Daphne, I agree that your kids need to know what is going on -- I think it will be scarier and harder for them if they don't understand what their mom is going through.  I had a very wise piece of advice from the social worker at the hospital where I'm getting treatment: You don't have to tell children everything, but everything you tell them should be the truth. (Actually, I think this is good advice for parenting in general.)  I don't mean that it's not ok to tell them that you'll be ok in the end even if you are afraid that this may not be the truth -- because the truth is, most of us do come out on the other side and live out our lives (and I'm certainly not planning for any other path!).

My son is younger than your kids (he turned 7 in March) but I've found that short, not-too-heavy conversations inserted when it feels right have worked better than sitting down to have "the talk."  When I first told him about cancer and surgery, he listened briefly to my explanation but soon got up and started bouncing around the room.  Right around when I was dx, his father (we're separated) had a bad case of kidney stones.  Even though the comparison isn't remotely medically accurate, I tried to explain that just like Papa needed to get those little rocks out of his body, I needed to get the "bump" out of my breast, but they needed to do surgery to take it out.  Also, he had just been watching the Magic School Bus episode where they take a journey through the inside of the body, so I tried to use this to help him to understand. 

Then when I started chemo in March, I described it like a "crazy medicine" that will make me sicker before it makes me better, and I tried to make it sound silly that soon he would have a "bald Mom."  He was sort of freaked out for a few days but at this point, he is the person who is least bothered by my hair loss -- honestly, I still can't look in the mirror at my bald head without cringing but he isn't bothered by it at all.
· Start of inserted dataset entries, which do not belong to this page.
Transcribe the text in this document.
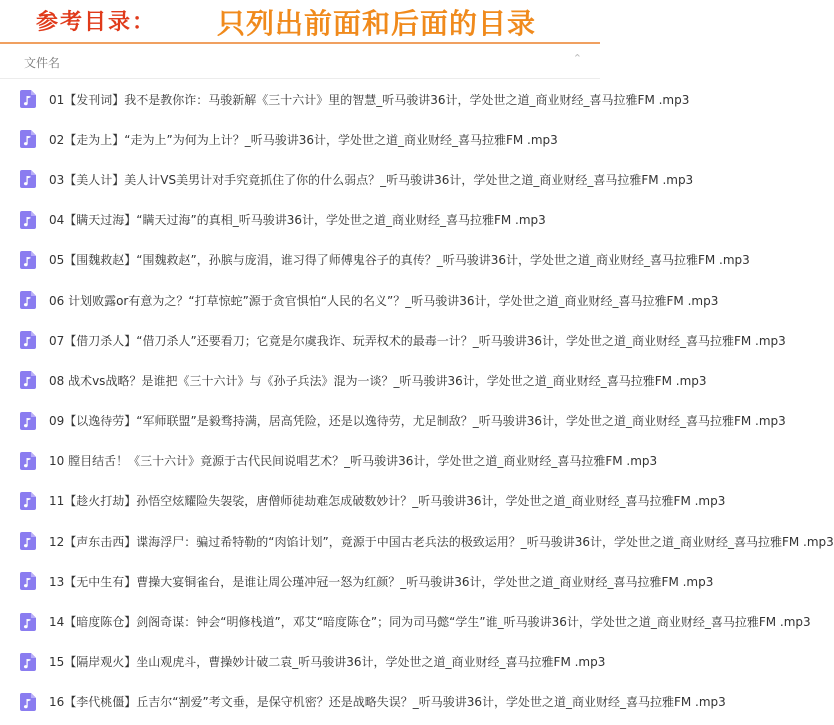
参考目录： 只列出前面和后面的目录
文件名	⌃
01【发刊词】我不是教你诈：马骏新解《三十六计》里的智慧_听马骏讲36计，学处世之道_商业财经_喜马拉雅FM .mp3
02【走为上】“走为上”为何为上计？_听马骏讲36计，学处世之道_商业财经_喜马拉雅FM .mp3
03【美人计】美人计VS美男计对手究竟抓住了你的什么弱点？_听马骏讲36计，学处世之道_商业财经_喜马拉雅FM .mp3
04【瞒天过海】“瞒天过海”的真相_听马骏讲36计，学处世之道_商业财经_喜马拉雅FM .mp3
05【围魏救赵】“围魏救赵”，孙膑与庞涓，谁习得了师傅鬼谷子的真传？_听马骏讲36计，学处世之道_商业财经_喜马拉雅FM .mp3
06 计划败露or有意为之？“打草惊蛇”源于贪官惧怕“人民的名义”？_听马骏讲36计，学处世之道_商业财经_喜马拉雅FM .mp3
07【借刀杀人】“借刀杀人”还要看刀；它竟是尔虞我诈、玩弄权术的最毒一计？_听马骏讲36计，学处世之道_商业财经_喜马拉雅FM .mp3
08 战术vs战略？是谁把《三十六计》与《孙子兵法》混为一谈？_听马骏讲36计，学处世之道_商业财经_喜马拉雅FM .mp3
09【以逸待劳】“军师联盟”是毅骛持满，居高凭险，还是以逸待劳，尤足制敌？_听马骏讲36计，学处世之道_商业财经_喜马拉雅FM .mp3
10 膛目结舌！《三十六计》竟源于古代民间说唱艺术？_听马骏讲36计，学处世之道_商业财经_喜马拉雅FM .mp3
11【趁火打劫】孙悟空炫耀险失袈裟，唐僧师徒劫难怎成破数妙计？_听马骏讲36计，学处世之道_商业财经_喜马拉雅FM .mp3
12【声东击西】谍海浮尸：骗过希特勒的“肉馅计划”，竟源于中国古老兵法的极致运用？_听马骏讲36计，学处世之道_商业财经_喜马拉雅FM .mp3
13【无中生有】曹操大宴铜雀台，是谁让周公瑾冲冠一怒为红颜？_听马骏讲36计，学处世之道_商业财经_喜马拉雅FM .mp3
14【暗度陈仓】剑阁奇谋：钟会“明修栈道”，邓艾“暗度陈仓”；同为司马懿“学生”谁_听马骏讲36计，学处世之道_商业财经_喜马拉雅FM .mp3
15【隔岸观火】坐山观虎斗，曹操妙计破二袁_听马骏讲36计，学处世之道_商业财经_喜马拉雅FM .mp3
16【李代桃僵】丘吉尔“割爱”考文垂，是保守机密？还是战略失误？_听马骏讲36计，学处世之道_商业财经_喜马拉雅FM .mp3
I have not yet told him about my upcoming mastectomy - I think it's better to wait until a few weeks before, so that he knows what the plan will be for him while I'm recovering (he's going to stay with his father for 2-3 weeks) and can process the information, since at his age he's just getting the concepts of dates and waiting, etc.  Obviously this is different for your children since they are older.

Sorry for writing a book - I know our experiences aren't identical, but I hope some of this is helpful.  I also agree with what Shirlann said about treatment and survival rates being VERY different now than they were a decade ago.  I hope this will be a big reassurance to your kids, especially the 12-year-old who can really understand such things.

Good luck!


Dx 12/20/2007, IDC, 1cm, Stage II, Grade 3, 1/11 nodes, ER+/PR+, HER2-
chemosabi
Joined: Jul 2005
Posts: 7044
May 10, 2008 10:32 am chemosabi wrote:

For Our Children:

http://www.youtube.com/watch?v=nvRoV_Mj0pA

Nicki
DAPHNESPLAC…
Joined: Apr 2008
Posts: 42
May 10, 2008 08:33 pm DAPHNESPLACE wrote:

Thanks for all the kind words. I am hoping to talk to the kids tomorrow.